Após horas de buscas, sob pressão de habitantes que afirmavam ouvir gritos sob os escombros, os bombeiros conseguiram retirar seis pessoas, que foram imediatamente transportadas para o hospital.

No local, ainda há habitantes que esperam conseguir reencontrar os seus familiares com vida, apesar de nos passeios da cidade já haver dezenas de cadáveres mal cobertos.

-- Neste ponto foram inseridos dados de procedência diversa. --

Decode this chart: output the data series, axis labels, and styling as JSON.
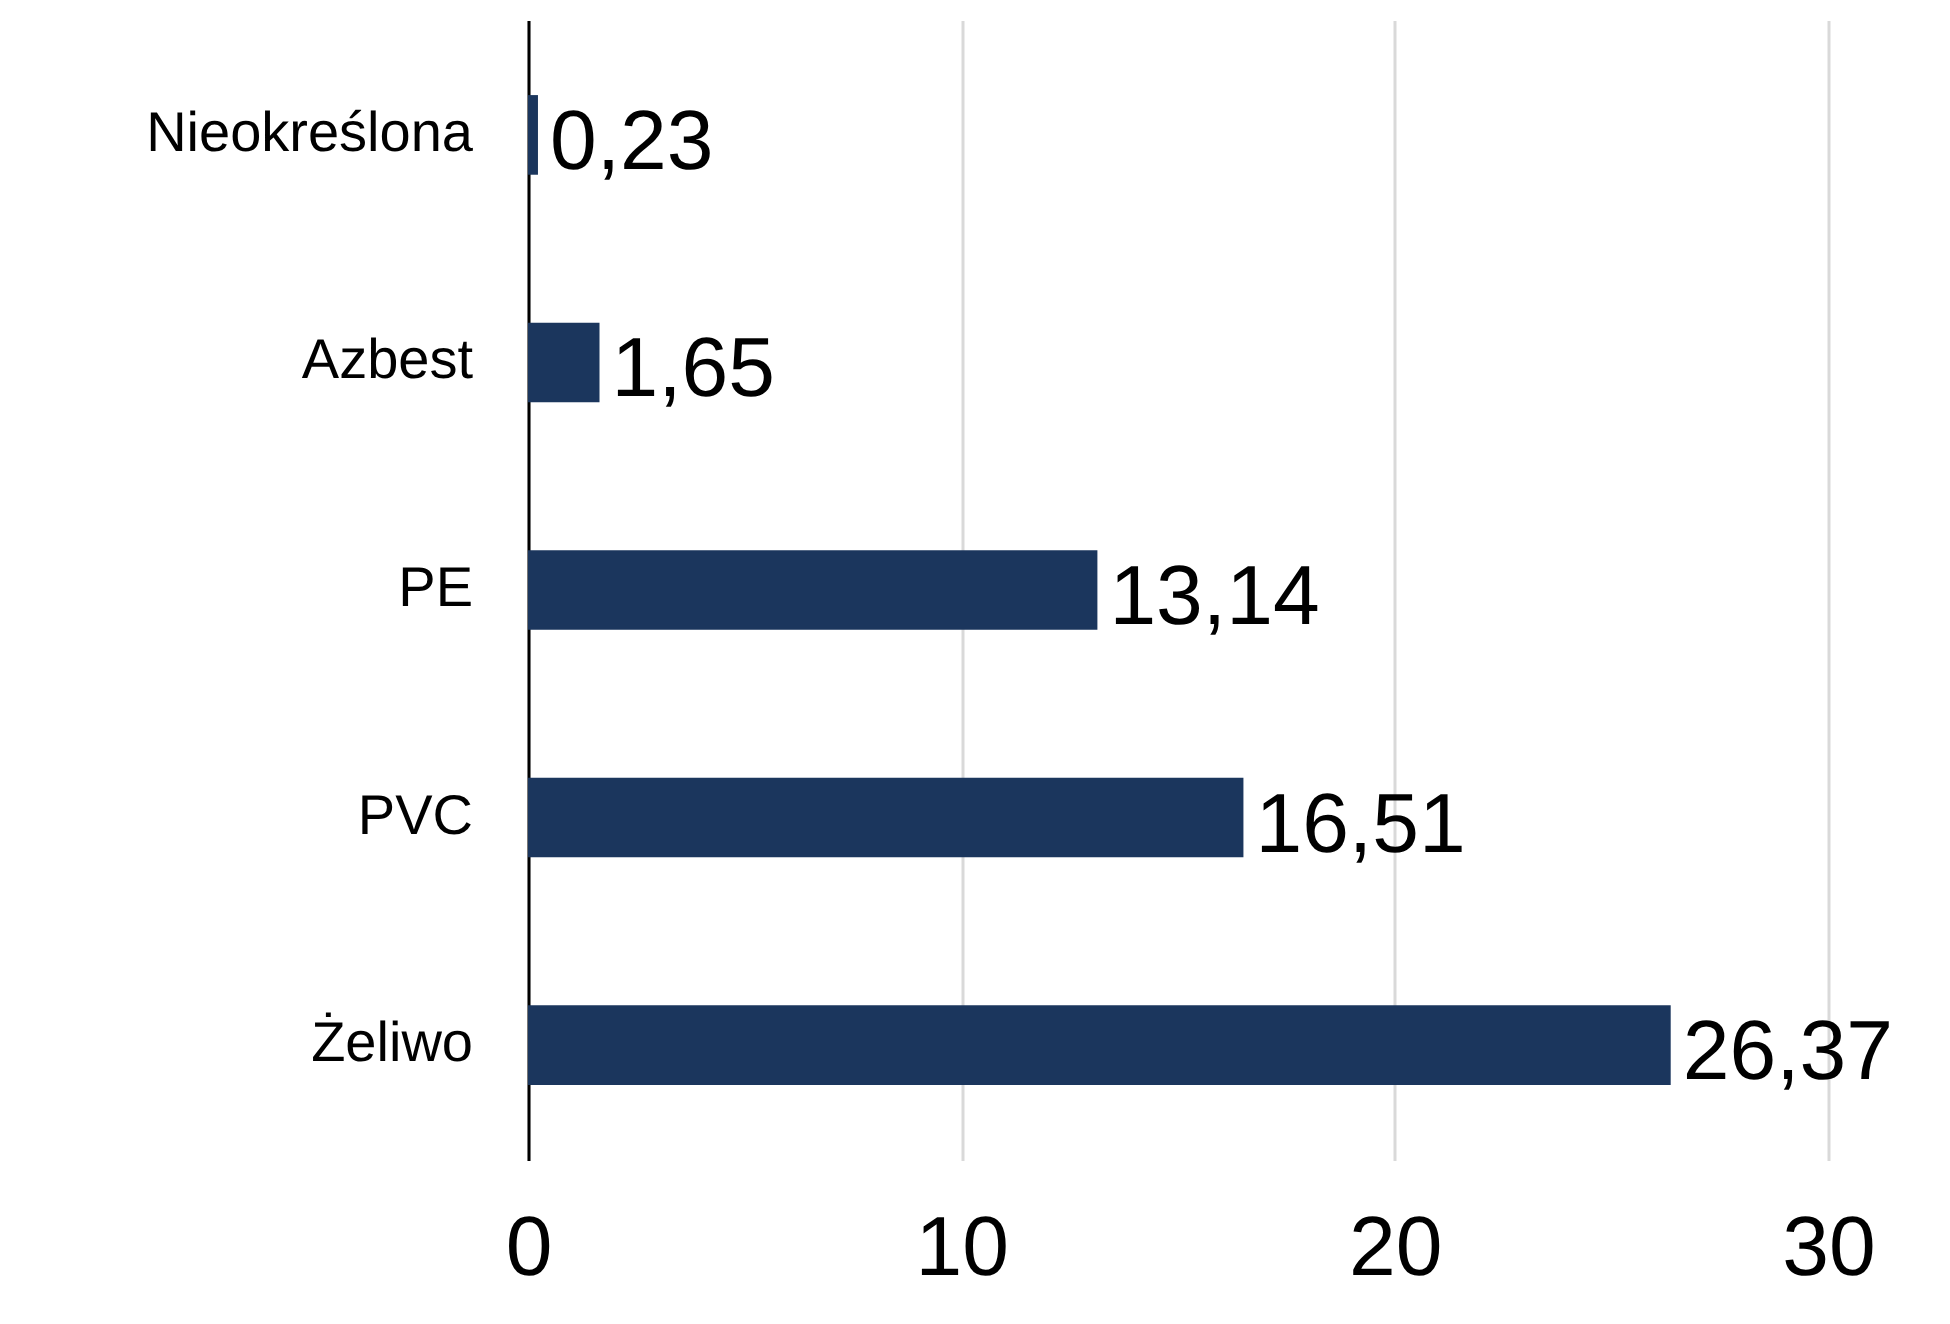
{
  "chart_data": {
    "type": "bar",
    "orientation": "horizontal",
    "categories": [
      "Nieokreślona",
      "Azbest",
      "PE",
      "PVC",
      "Żeliwo"
    ],
    "values": [
      0.23,
      1.65,
      13.14,
      16.51,
      26.37
    ],
    "value_labels": [
      "0,23",
      "1,65",
      "13,14",
      "16,51",
      "26,37"
    ],
    "color": "#1b365d",
    "xlim": [
      0,
      30
    ],
    "xticks": [
      0,
      10,
      20,
      30
    ],
    "grid": "x"
  }
}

O presidente da Câmara de Pisco, Juan Mendoza, lançou hoje um apelo à ajuda governamental, referindo-se às «centenas de mortos» nas ruas e feridos nos hospitais. «Indescritível» foi como o autarca descreveu o cenário, afirmando que 70 por cento da cidade foi arrasada.

«Não temos água, comunicações, as casas e as igrejas estão destruídas», lamentou o autarca.

Em Ica, cidade com 320 mil habitantes, o autarca Mariano Nacimiento estimou que tenham morrido 70 pessoas e 800 tenham ficado feridos, repetindo os apelos para o envio de medicamentos, tendas de campanha, mantimentos e toda a ajuda possível.

A 10 quilómetros de Pisco, a estância balnear de Paracas ficou parcialmente inundada devido às marés altas provocadas pelo sismo, que fizeram estragos materiais, segundo relatos de pescadores que falaram às rádios locais.

«Tratou-se de um pequeno maremoto», indicou o director do Instituto Geofísico do Peru, Ronald Woodman, a uma rádio local, com as ondas entrarem cem metros pela terra dentro.